What’s holding back South Africans? Arno thinks the stakes are high and we are risk averse. “Innovation is premised on the fact that you must fail fast and cheap, right? Our young people must have a mindset to try things, to experiment. If it doesn't work, move on. But without that curious mindset, one cannot innovate.”

It’s a mindset he wants to see embraced in the group too. “Yes, in banking it is a different thing to think about failing or making mistakes, because sometimes the financial consequences are very severe. You can imagine if you have lent to someone and you haven't done all of your due diligence, or if you put in a new IT system which isn't thoroughly tested and you make no payments or the wrong payments.
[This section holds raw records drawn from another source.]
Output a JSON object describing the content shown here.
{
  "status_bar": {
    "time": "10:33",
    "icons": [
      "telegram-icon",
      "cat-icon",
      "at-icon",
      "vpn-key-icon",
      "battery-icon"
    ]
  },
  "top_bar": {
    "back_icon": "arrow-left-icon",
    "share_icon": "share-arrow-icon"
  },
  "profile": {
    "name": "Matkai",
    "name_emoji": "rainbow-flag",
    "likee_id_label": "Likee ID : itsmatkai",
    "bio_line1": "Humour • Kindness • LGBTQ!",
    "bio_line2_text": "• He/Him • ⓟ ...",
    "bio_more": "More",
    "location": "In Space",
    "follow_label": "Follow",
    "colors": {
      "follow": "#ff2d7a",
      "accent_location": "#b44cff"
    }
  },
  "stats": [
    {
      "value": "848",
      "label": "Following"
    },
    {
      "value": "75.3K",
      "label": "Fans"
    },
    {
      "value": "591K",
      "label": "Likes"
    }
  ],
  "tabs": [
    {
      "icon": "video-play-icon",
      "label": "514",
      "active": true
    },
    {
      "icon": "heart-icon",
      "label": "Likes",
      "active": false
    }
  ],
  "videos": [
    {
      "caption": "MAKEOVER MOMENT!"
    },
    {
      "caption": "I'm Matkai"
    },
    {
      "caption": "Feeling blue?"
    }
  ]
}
You can imagine what the impact on our clients would be. But at the same time, we must have an environment where people can try things. That's a key factor for innovation.”

Riding the regulation tides
In terms of the regulator's role, Arno is positive but offers constructive guidance. He says, he believes our regulator is progressive, pointing to the work the Reserve Bank has been enabling in terms of testing blockchain technology. “The SARB does encourage innovation. For example, with blockchain they are on the forefront of the regulators globally. I must congratulate them on that. They also have a fintech innovation unit.”

The benefits of being bookish 
Finally, we asked him, what reading is on his bedside table right now? Like Arno himself, his reading choices are broad and challenging. 

“I don’t favour a specific genre. I will read whatever comes my way, and piques my interest. I do like history, though, so I read about historical conflict, especially the first and second world wars. I also read a lot on business transformation and digital transformation. I find that the Economist is a great source, as are research articles from the top consulting firms – specifically focusing on the impact of the Fourth Industrial Revolution.”

However, he adds that he enjoys fiction as well. “I think it is important to read fiction in order to understand humanity, how people think, and how people live their lives. After all, as Archbishop Desmond Tutu said: ‘All of our humanity is dependent upon recognising the humanity in others’.”

Arno doesn’t limit himself to intellectual pursuits, however, and he also enjoys kiteboarding, mountain biking and skiing – activities that stimulate all the senses and help him to de-stress.